Я была готова признать себя инициатором поцелуя. Но когда его губы впиваются в мои с неожиданным натиском и отчаянием, трудно понять, кто из нас начал это первым. Ладони Айдена касаются моего лица, и я понимаю, что уже не отступлю. Сокращаю последнее жалкое расстояние между нашими телами и прижимаюсь к его теплому, крепкому торсу.
Этим поцелуем выражаю больше, чем могу словами. Любые признания были бы жалкими в сравнении с тем, с каким упоением и самозабвением я позволяю себе эту ошибку.
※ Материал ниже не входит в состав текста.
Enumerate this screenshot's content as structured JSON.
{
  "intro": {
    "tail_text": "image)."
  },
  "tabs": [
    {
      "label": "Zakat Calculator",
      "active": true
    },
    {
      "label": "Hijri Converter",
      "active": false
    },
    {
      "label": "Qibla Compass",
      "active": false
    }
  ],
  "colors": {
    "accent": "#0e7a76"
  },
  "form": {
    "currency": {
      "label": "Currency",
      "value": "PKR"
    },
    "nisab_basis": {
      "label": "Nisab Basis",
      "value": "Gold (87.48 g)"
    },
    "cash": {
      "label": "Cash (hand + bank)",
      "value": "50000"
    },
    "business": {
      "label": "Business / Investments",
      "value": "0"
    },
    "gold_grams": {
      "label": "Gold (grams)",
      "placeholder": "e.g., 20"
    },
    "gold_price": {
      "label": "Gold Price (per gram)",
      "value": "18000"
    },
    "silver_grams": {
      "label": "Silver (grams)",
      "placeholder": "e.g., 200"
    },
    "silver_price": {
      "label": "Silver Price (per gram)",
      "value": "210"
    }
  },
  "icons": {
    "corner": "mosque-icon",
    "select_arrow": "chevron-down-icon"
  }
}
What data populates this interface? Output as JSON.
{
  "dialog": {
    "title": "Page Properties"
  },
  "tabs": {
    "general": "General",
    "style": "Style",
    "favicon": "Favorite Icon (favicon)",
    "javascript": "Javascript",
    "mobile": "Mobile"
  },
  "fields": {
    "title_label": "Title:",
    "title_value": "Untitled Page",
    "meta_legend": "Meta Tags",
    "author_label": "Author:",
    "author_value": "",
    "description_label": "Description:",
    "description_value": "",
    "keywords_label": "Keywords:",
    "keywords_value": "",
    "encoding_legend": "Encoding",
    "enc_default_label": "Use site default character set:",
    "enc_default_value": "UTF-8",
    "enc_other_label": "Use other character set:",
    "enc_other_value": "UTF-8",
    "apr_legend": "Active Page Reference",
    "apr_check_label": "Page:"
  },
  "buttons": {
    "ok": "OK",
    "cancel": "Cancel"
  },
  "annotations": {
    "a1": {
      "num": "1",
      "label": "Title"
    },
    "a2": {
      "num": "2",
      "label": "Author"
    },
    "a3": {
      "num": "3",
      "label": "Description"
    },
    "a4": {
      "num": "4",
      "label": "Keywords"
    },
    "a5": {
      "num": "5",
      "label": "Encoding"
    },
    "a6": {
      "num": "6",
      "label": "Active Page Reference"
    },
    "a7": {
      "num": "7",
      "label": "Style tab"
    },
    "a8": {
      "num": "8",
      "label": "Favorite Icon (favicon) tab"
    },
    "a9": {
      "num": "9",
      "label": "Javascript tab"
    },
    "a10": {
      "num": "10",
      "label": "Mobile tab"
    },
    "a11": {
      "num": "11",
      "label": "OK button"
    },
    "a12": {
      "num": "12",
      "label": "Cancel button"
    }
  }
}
Его губы сжимают и отпускают мои, но только ради того, чтобы накрыть и взять в плен снова. Дыхание смешивается в общее, а ненавязчивый запах его тела, по которому я так тосковала, окружает почти со всех сторон. Меня охватывает мелкая дрожь, стоять на месте становится труднее. Я несильно толкаю Айдена назад, к его кровати. Телохранитель подчиняется, хотя едва ли мое усилие могло заставить его шелохнуться. Он не разрывает поцелуя, будто бы опасается, что стоит ему отстраниться, как все это закончится, тянет меня на себя. Когда он садится на кровать, я устраиваюсь сверху, прямо на его бедрах. Руки Айдена устремляются к моей талии и прижимают ближе к его сильному, горячему телу.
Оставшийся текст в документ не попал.